Infinite Concatenation of Homotopies In Chapter 0 of Hatcher's Algebraic Topology book, it is proven that CW pairs $(X,A)$ have the homotopy extension property (pg 15- I would include an image, but I don't have enough reputation to do that).
What I don't understand is the "infinite concatenation of homotopies" part. If we have deformation retractions $F_n:A_n\times [2^{-n-1},2^{-n}]\to B_n$, $A_n\subseteq A_{n+1}$,$B_n\subseteq B_{n+1}$ then how does one get a deformation retraction $F:\cup_nA_n\times I\to \cup_nB_n$ (assuming that the union has the weak topology induced by the inclusions of the $A_n$). The problem is that $\cup_n(A_n\times [2^{-n-1},2^n])$ does not cover $\cup_nA_n\times I$, so we can't glue the $F_n$s into $F$. I thought $F(x,t)$ should be defined by $F_n(x,t)$ where $n$ is the smallest integer for which $x\in A_n$, but then one does not need to take the $F_n$s on the intervals $[2^{-n-1},2^{-n}]$
 A: First notice that $X^n\times I\subset X^{n+1}\times\{0\}\cup\left(X^n\cup A^{n+1}\right)\times I$, that is, in your notation $B_n\subset A_n\subset B_{n+1}$ (so $\cup A_n=\cup B_n=X\times I$).
Denote now the contracting homotopy of $X^n\times I$ to $X^n\times\{0\}\cup\left(X^{n-1}\cup A^n\right)\times I$, parameterized by $[1/2^{n+1},1/2^n]$, by $H_n$. extend it to $X^n\times I\cup A\times I\cup X\times\{0\}$ by identity (it makes sense since $H_n$ is the identity homotopy on $A^n\times I\cup X^n\times\{0\}$).

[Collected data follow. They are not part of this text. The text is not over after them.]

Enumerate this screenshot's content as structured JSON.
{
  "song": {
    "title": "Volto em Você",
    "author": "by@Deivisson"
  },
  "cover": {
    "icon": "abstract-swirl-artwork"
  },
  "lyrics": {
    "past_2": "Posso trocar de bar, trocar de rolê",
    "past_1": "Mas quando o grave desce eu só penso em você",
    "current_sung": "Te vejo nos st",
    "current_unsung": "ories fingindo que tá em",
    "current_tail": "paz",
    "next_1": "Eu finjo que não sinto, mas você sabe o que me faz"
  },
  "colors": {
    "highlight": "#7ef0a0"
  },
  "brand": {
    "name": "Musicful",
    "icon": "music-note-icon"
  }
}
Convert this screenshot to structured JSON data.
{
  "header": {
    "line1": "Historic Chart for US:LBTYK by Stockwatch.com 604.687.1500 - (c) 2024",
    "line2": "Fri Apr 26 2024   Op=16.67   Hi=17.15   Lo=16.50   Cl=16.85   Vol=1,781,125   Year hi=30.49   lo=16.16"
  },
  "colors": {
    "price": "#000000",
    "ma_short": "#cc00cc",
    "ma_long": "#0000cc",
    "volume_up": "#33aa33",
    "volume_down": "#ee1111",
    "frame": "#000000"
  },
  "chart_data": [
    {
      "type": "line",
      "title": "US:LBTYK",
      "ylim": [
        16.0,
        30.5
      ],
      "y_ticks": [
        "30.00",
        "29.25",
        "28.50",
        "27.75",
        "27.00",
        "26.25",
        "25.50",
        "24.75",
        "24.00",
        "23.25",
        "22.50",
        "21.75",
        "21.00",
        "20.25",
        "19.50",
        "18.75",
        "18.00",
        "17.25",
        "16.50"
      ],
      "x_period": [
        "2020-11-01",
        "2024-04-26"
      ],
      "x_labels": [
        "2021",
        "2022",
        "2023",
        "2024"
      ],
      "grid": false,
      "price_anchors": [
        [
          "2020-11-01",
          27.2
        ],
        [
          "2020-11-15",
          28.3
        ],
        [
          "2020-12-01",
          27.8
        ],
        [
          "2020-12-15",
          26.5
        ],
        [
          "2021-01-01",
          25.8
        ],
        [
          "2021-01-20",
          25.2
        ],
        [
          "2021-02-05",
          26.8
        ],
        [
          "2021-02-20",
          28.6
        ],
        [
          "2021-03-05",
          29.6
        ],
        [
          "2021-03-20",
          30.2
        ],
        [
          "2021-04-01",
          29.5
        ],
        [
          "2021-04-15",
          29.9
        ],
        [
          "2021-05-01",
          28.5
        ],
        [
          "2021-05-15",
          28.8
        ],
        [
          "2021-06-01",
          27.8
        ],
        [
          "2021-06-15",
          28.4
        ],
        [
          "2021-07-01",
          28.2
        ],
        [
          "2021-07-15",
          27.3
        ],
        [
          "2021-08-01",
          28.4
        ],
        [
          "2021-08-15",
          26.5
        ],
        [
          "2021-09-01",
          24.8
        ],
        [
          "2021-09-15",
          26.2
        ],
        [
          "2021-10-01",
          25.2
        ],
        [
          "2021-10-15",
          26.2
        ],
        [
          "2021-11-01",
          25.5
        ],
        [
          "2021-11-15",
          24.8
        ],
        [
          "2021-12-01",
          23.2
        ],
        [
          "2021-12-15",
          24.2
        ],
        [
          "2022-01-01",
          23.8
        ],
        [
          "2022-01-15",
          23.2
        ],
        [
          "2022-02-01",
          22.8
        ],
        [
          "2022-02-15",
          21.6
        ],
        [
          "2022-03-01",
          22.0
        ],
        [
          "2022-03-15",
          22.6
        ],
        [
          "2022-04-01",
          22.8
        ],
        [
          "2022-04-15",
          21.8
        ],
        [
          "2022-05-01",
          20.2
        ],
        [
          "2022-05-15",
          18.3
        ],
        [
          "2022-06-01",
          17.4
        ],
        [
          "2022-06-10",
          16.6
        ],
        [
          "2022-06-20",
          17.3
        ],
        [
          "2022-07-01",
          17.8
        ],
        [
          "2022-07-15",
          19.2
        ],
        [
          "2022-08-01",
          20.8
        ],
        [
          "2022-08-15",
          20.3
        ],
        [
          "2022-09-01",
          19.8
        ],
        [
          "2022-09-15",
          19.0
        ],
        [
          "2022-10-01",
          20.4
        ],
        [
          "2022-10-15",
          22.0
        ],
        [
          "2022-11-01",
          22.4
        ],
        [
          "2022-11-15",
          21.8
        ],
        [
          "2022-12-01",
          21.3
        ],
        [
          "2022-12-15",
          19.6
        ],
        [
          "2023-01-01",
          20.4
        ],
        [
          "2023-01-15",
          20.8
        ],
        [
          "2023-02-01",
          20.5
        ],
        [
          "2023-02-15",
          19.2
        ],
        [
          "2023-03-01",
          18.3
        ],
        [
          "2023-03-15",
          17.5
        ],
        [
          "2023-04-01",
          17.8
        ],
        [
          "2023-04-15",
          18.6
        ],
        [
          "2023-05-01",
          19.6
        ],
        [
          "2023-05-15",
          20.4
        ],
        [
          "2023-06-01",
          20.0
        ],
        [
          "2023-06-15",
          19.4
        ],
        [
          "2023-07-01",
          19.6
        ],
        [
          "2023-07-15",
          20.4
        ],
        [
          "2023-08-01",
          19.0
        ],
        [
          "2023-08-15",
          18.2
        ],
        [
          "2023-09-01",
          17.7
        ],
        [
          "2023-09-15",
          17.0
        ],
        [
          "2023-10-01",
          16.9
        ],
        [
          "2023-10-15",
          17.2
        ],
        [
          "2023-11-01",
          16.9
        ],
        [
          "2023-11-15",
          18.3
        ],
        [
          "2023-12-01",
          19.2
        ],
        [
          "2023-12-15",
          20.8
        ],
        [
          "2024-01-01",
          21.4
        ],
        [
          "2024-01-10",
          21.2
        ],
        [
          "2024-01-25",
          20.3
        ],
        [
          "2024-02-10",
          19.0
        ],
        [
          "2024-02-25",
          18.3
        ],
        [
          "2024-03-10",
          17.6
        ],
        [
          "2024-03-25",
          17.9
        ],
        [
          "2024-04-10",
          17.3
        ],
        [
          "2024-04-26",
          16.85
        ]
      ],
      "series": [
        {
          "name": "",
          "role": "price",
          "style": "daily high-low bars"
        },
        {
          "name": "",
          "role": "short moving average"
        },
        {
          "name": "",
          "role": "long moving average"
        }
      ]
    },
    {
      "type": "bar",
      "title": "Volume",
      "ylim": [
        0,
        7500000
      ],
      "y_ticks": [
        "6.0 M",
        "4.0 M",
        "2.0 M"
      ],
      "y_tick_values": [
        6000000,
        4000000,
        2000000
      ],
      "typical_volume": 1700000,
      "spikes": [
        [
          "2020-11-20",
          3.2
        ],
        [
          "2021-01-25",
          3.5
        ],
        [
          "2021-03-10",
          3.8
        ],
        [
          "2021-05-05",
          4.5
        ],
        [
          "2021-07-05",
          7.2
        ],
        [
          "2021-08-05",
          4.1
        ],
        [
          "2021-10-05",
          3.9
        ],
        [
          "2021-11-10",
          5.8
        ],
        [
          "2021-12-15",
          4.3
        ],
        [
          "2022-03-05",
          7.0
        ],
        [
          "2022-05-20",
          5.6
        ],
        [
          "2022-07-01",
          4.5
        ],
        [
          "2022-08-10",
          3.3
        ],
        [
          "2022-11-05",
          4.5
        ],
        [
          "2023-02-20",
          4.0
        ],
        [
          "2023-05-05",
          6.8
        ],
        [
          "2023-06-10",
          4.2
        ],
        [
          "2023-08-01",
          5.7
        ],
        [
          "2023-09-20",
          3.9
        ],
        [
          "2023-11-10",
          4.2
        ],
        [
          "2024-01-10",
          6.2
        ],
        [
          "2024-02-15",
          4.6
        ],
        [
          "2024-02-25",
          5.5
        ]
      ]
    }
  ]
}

Now let $x$ be a point in $X^n\times I-A\times I$. What happens to x is that up to $t=1/2^{n+1}$, the point doesn't move, then in the interval $[1/2^{n+1},1/2^n]$ it moves according to $H^n$. At $t=1/2^n$, $x$ is either in $X\times\{0\}$ or in $A\times I$, and it stays there, or it ends in $X^{n-1}\times I$ and continues to move with the next homotopies. Formally,
$$H(x,t)=
\begin{cases}
x & t<1/2^{n+1} \\
H_n(x,t) & t\in[1/2^{n+1},1/2^n] \\
H_m(H(x,1/2^{m+1}),t) & t\in[1/2^{m+1},1/2^m],m<n
\end{cases}$$
this definition is recursive, but finite, and covers all of $X\times I$ because of the extension we made above.